Personne ne comprendrait que nos militaires restent en caserne si le pays est attaqué
Évidemment ! Mais une fois de plus, la défense de l’intégrité du territoire est une affaire de Police dans le cadre du terrorisme, du crime organisé… et de l’Armée en cas d’invasion, de catastrophe de grande ampleur, d’aide à la Nation (à ne pas confondre avec l’aide à la réélection). Personne ne s’opposerait à un soutien ponctuel et temporaire de nos militaires à d’autres Services de sécurité si cela se justifiait. La Syrie est en guerre, pas Bruxelles ou Paris. La guerre, ce serait plusieurs Bataclan par semaine !
Le but n’est pas que nos militaires restent dans leurs casernes, mais bien qu’ils puissent lutter contre des organisations terroristes comme Daech qui, sauf erreur de notre part, n’a pas instauré son califat à Bruxelles ou Anvers. Le citoyen belge ne s’étonne pas du manque de soldats belges envoyés en soutien à nos alliés dans la lutte contre Boko Haram, Al Qaïda, Daech ou autres, ni de la réduction drastique des effectifs de la Défense. De ce point de vue, le monde politique a gagné, car nous sommes dans l'image, l’illusion, l'apparence, le court terme... Mais attention, l’illusionnisme en matière de terrorisme peut être dangereux, car lorsque le prestidigitateur échoue, cela peut faire beaucoup de victimes. Une tour carrée vue de loin peut apparaître ronde disait Descartes… mais seulement vue de loin.
L’arrestation de Salah Abdeslam nous met encore un peu plus en ligne de mire de Daech. À politique inchangée, 30.000 militaires dans les rues ne suffiraient pas à éviter de nouveaux drames. Dans le journal de l’EI, Dar-al-islam n°3 de mars 2015, on pouvait lire ; « Ne pas chercher de cibles spécifiques. Tuez n’importe qui. Tous les mécréants sont des cibles pour nous.»

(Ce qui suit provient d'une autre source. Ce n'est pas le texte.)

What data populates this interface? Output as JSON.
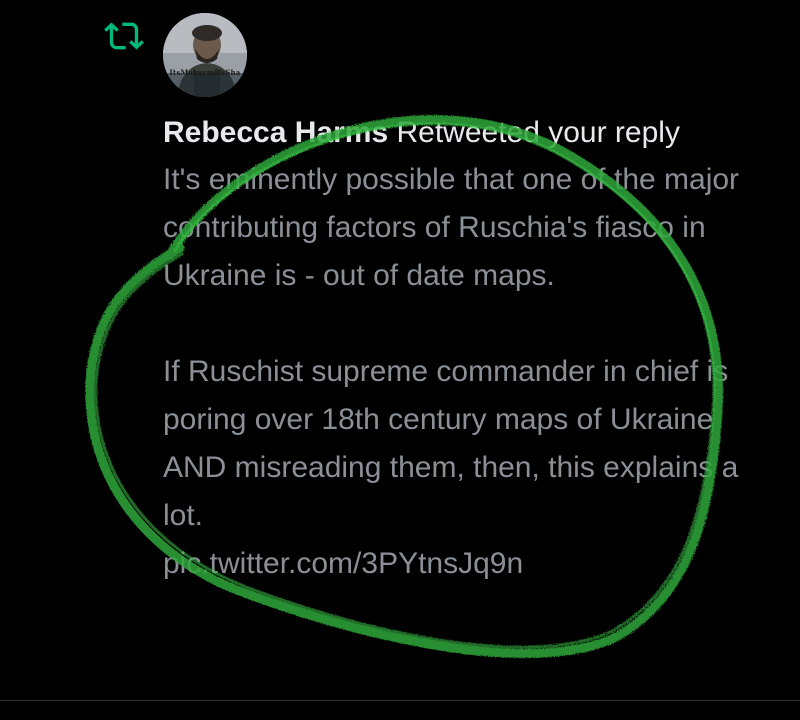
{
  "notification": {
    "type_icon": "retweet-icon",
    "avatar_text": "ItsMaksymDaSha",
    "user_name": "Rebecca Harms",
    "action_text": "Retweeted your reply",
    "tweet": {
      "paragraph1": "It's eminently possible that one of the major contributing factors of Ruschia's fiasco in Ukraine is - out of date maps.",
      "paragraph2": "If Ruschist supreme commander in chief is poring over 18th century maps of Ukraine AND misreading them, then, this explains a lot.",
      "link": "pic.twitter.com/3PYtnsJq9n"
    }
  },
  "colors": {
    "background": "#000000",
    "retweet_green": "#00ba7c",
    "primary_text": "#e7e9ea",
    "secondary_text": "#8b9096",
    "marker_circle": "#2fa83a"
  }
}
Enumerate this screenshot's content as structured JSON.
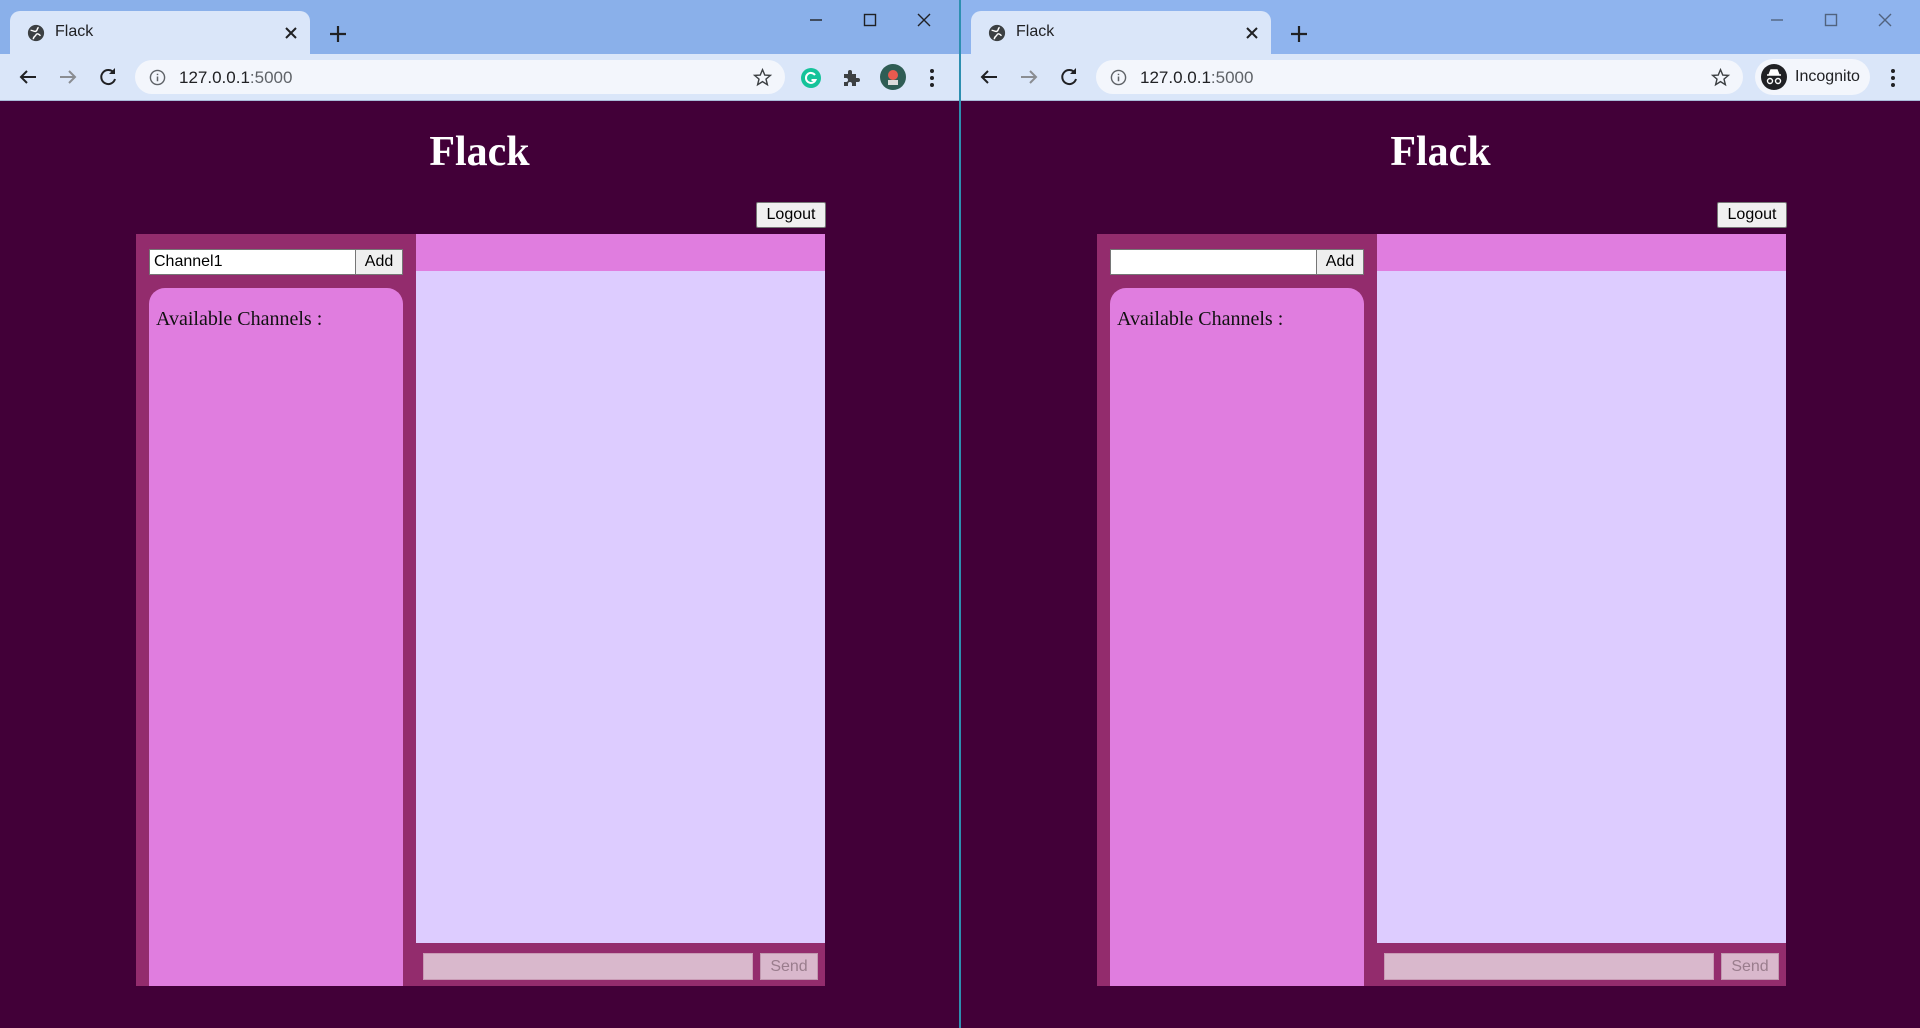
{
  "windows": [
    {
      "tab_title": "Flack",
      "url_host": "127.0.0.1",
      "url_port": ":5000",
      "incognito_label": "",
      "page": {
        "title": "Flack",
        "logout_label": "Logout",
        "channel_input_value": "Channel1",
        "add_label": "Add",
        "channels_heading": "Available Channels :",
        "send_label": "Send"
      }
    },
    {
      "tab_title": "Flack",
      "url_host": "127.0.0.1",
      "url_port": ":5000",
      "incognito_label": "Incognito",
      "page": {
        "title": "Flack",
        "logout_label": "Logout",
        "channel_input_value": "",
        "add_label": "Add",
        "channels_heading": "Available Channels :",
        "send_label": "Send"
      }
    }
  ],
  "colors": {
    "page_bg": "#420038",
    "sidebar_bg": "#932c6d",
    "channels_panel": "#e07ddf",
    "messages_bg": "#ddccff",
    "send_disabled": "#d9b8cc"
  },
  "icons": {
    "favicon": "globe-icon",
    "extensions": [
      "grammarly-icon",
      "puzzle-icon",
      "avatar"
    ]
  }
}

Il est temps de redéfinir la mission Vigilant Guardian !
- Avec l’opération Vigilant Guardian, jusqu’à 1.500 militaires furent mobilisés et 10.000 pour l’opération française Sentinelle
- Le Figaro – version papier - 15 janvier 2015
- La Libre - 28 Oct 2015 - Opération Homeland: "On atteint les limites du système (Gén. DECONINCK)" – CGSP "La question de la vocation sécuritaire de ce déploiement interne se pose."
- RMB n°11 - Col. BEM Johan BREYNE – “Landstrijdkrachten ? Ja natuurlijk! » La présence de troupes terrestres robustes au sol dans un territoire de conflit est une démonstration concrète de force. Par une présence sur le long terme de forces terrestres, un gouvernement montre quelle sera sa politique, ainsi que son engagement durable au partage des charges et des risques en ce qui concerne les partenaires et les alliés.